There was only one thing from stopping me from actually enjoying my holiday, Melissa. She had made her presence known twice in person and consistently via phone calls and messages. She'd send me a message each morning saying "6 days..." "5 days..." etc. it was causing my anxiety to sky rocket. I had to think of a way to deal with her soon or else my past was going to be released to the world, and likely exaggerated and worsened.

Today, after finally being released from the hospital, Dad drove me back home where I was finally able to enjoy the comfort of my own bed. I spent the day mostly sitting either in bed or on the couch playing video games. I asked that no one come visit me as I needed some time alone. It was peaceful, mum and Dad were both at work and Jackson was at school. I had the entire house to myself, something I hadn't had in years, private time.

I didn't have any plans for the day other than to simply enjoy my peace and quiet. I was on strict bed rest orders for at least another two days before I was allowed to get up and get back to drumming or even just going out.

It was around 1pm when I finished playing video games, getting tired of playing. Something I definitely never thought I would say.

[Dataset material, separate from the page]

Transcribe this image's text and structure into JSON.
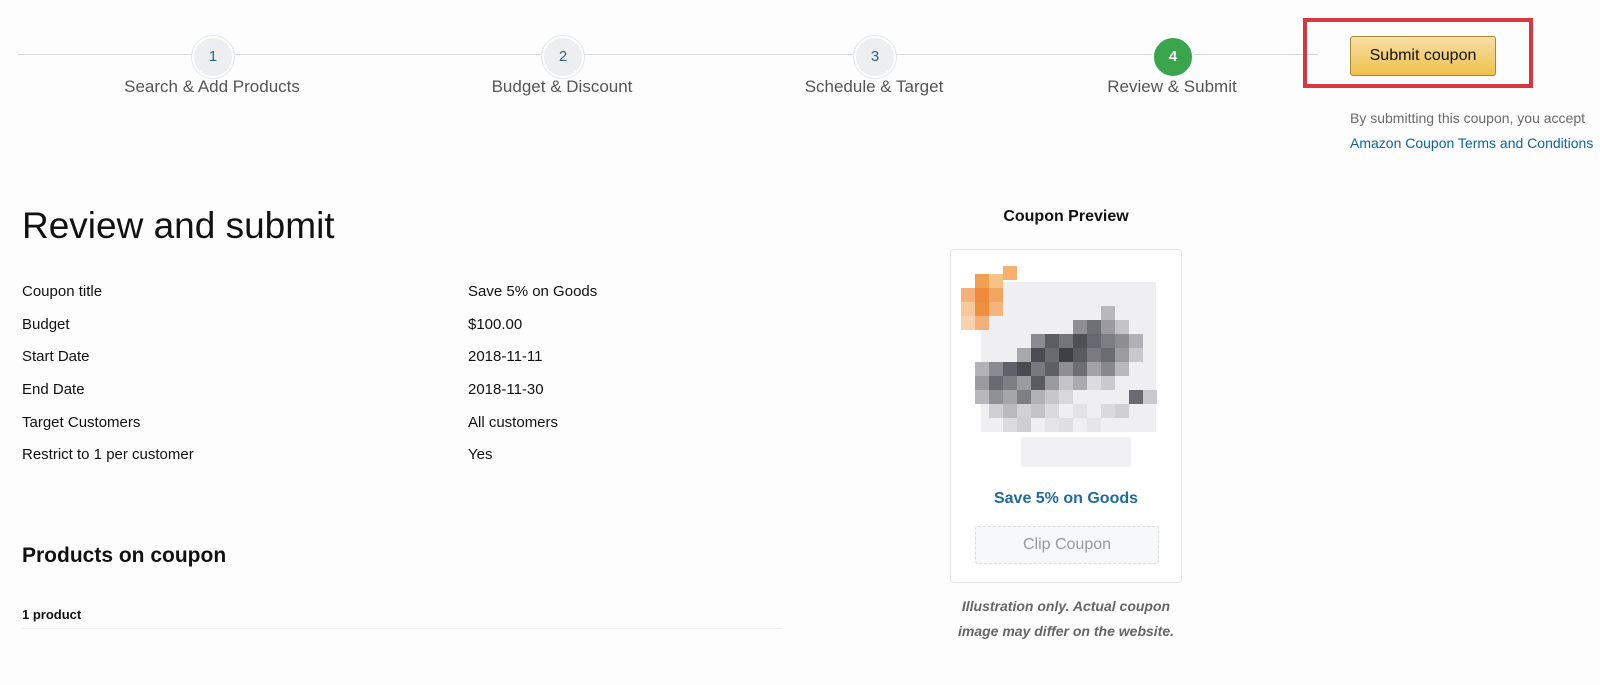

I had an itching to go play drums, however I had been told if "Chloe if you go anywhere near those drums before you're fully rested and back to 100% then I will personally smash them and you." By my mother. I did not want her to destroy my drums so I decided it was best not to attempt to play them for now. I searched through Netflix, desperately searching for something to distract me long enough for the day to go by before anyone would get home.